El penal, mi tío y el televisor de Once
Yo vi el primer tiempo en casa, con los nervios clavados en el pecho. Tenía que viajar a trabajar, pero decidí llamar para avisar que llegaría más tarde. Corrí hacia la estación de Once y entré a un bar cualquiera, con la esperanza de encontrar algún otro hincha velezano. No había ni uno, pero sí había ganas —de los presentes— de que un equipo argentino hiciera historia.
A los cinco minutos del segundo tiempo, Chilavert lanzó un pelotazo largo, Basualdo tiró el centro y, en la arremetida del “Turu” Flores, llegó el agarrón salvador: penal. Cuando Trotta acomodó la pelota, pensé en mi tío Américo, el hombre que me llevó por primera vez a la cancha el 7 de marzo de 1971 y me regaló, sin saberlo, una identidad que marcaría mi vida.
Trotta definió fuerte y al medio. El bar explotó. Yo levanté los brazos más alto que todos los que desayunaban café con medialunas. Y otra vez pensé en mi tío, que jamás imaginó ver a Vélez jugando —y ganando— una Intercontinental.
La pirueta del Turco: el instante en que Vélez conquistó el mundo
Siete minutos después, el bar se volvió estadio. Gritos, golpes contra la barra, un “¡Dale Turquito!” que salió de varias gargantas al mismo tiempo.
Costacurta falló un pase atrás, Asad olió sangre, anticipó, corrió, metió el cuerpo y definió desde un ángulo imposible. La pelota entró mansa, perfecta, como si supiera que debía quedar en la historia. Lloré. Me abracé con un desconocido. Salté como si estuviera en la tribuna visitante de Tokio.
La media vuelta de Asad no fue solo un gol: fue la confirmación de que aquel equipo de guerreros estaba escribiendo la página más gloriosa del fútbol argentino de clubes. Una jugada que, aún hoy, cualquier hincha velezano puede reproducir de memoria. “Fue tocar el cielo”, diría años después el propio Turco. Difícil contradecirlo.
El Vélez que soñaron tres pibes
Aquel plantel integraba nombres que todavía se pronuncian con devoción: Chilavert, Almandoz, Trotta, Sotomayor, Cardozo; Basualdo, Gómez, Bassedas, Pompei; Asad y Flores. En el banco, apellidos que serían parte del ADN del club: Guzmán, Zandoná, Pellegrino, Herrera y Sánchez.
El club fundado en 1910 por Nicolás Marín Moreno, Carlos Guglielmone y Martín Portillo cumplía, en Tokio, el sueño más grande de su historia. Era el corolario del proceso iniciado por Carlos Bianchi en 1992, su frase grabada como una bandera: “Humildad, sacrificio y disciplina táctica".

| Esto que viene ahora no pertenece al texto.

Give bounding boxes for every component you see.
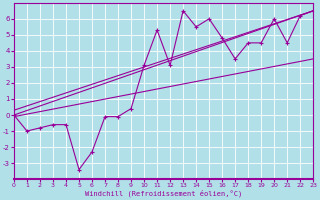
X-axis label: Windchill (Refroidissement éolien,°C): Windchill (Refroidissement éolien,°C) [85,190,242,197]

Cristián Bassedas lo resumió como nadie: “Fue algo único. Es muy difícil llegar tan alto. Fue un premio absoluto.”
El abrazo que no se termina
Cuando terminó el partido, la pantalla del bar mostraba a los jugadores abrazándose como hermanos. Los hinchas que viajaron a Japón lloraban aferrados a una bandera con la V azul. Y yo, mientras veía la vuelta olímpica que parecía eterna, volví a imaginar la sonrisa de mi tío Américo, orgulloso de aquel niño que un día le dijo en la popular: “Me hago hincha de Vélez.”
Aquel 1 de diciembre de 1994, Vélez Sarsfield conquistó el mundo. Y todavía seguimos viviendo dentro de esa foto.